Everyone seems eager to define it, most often people who are not Omegas themselves. What is an Omega supposed to look like? How are they supposed to act, smell, speak, or move through the world?

The truth is there is no global standard. No two Omegas are exactly alike. Just like Betas and Alphas, Omegas exist across a wide spectrum of personalities, preferences, and lived experiences. Not all Omegas like soft stuffed animals. Not all build large, elaborate nests, and some do not nest at all. Not all have sweet scents, and not all are submissive.

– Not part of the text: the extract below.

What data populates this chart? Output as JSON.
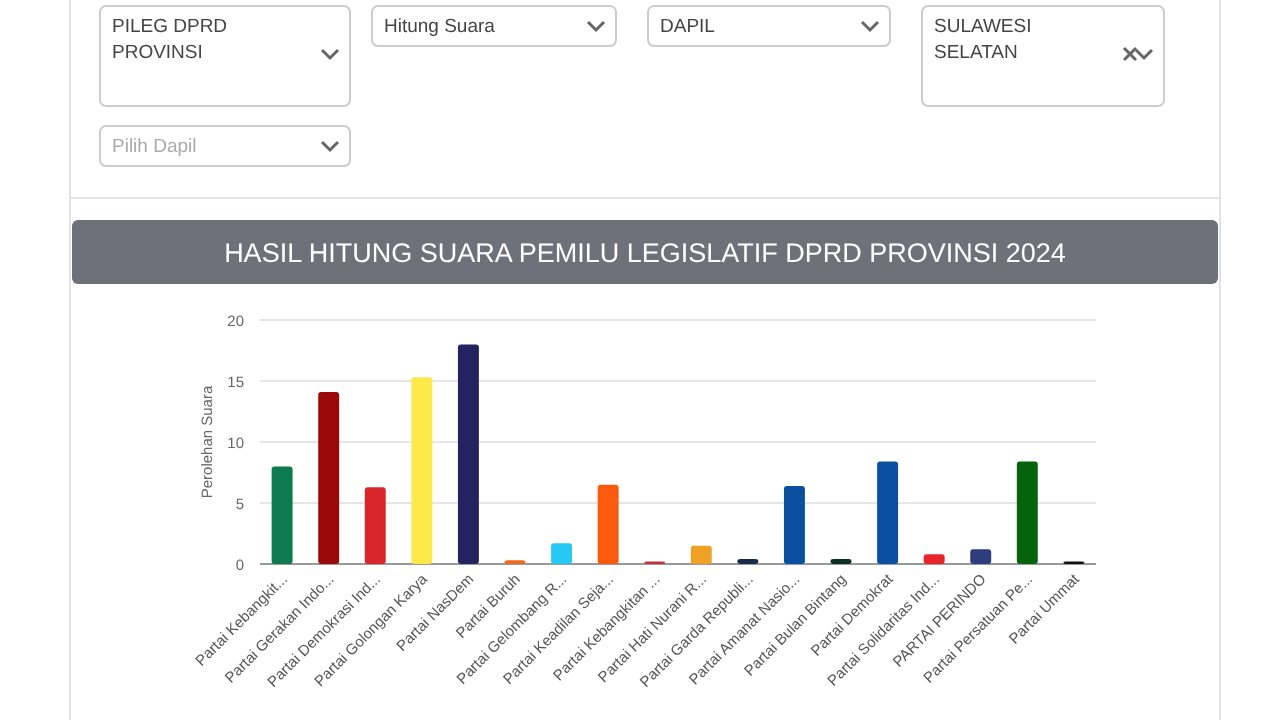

From a biological standpoint, the definition of an Omega is surprisingly narrow: an individual with a uterus, scent glands, and the ability to go into heat. That is the extent of it.


Physically, Omegas tend to fall on the short to slightly above average side in height, roughly 4’11” to 5’8” for females and 5’0” to 6’0” for males. Their scents are not universally sweet, but are typically described as pleasant or unobtrusive. Some Omegas are professional athletes, including MMA fighter Caleb Sodee, whose career alone challenges many of the assumptions people hold about Omega bodies.


Being an Omega does not mean being small, cute, soft, or sweet-smelling. These ideas are misconceptions, often held by people who have likely never meaningfully interacted with an Omega at all. Identity is not something an Omega owes the world. Omegas do not exist for others. Identity is internal, not decorative. It is something that lives within one’s own body.


When softness does appear, it is frequently misunderstood. It is treated as default, inevitable, or worse, exploitable. But softness is not biology. It is a choice, just as it is for any other secondary. This misunderstanding followed Caleb Sodee early in his MMA career, when opponents underestimated him because he is an Omega. They paid for that mistake.


Part of this confusion stems from history. For years, Omegas were trained to behave a certain way in preparation for betrothal and marriage to Alphas or wealthy Betas. Now, Omegas are choosing how they move through the world without those constraints, and some people are struggling to reconcile that autonomy with outdated expectations.


An Omega is not defined by who claims them, but by who they claim themselves to be.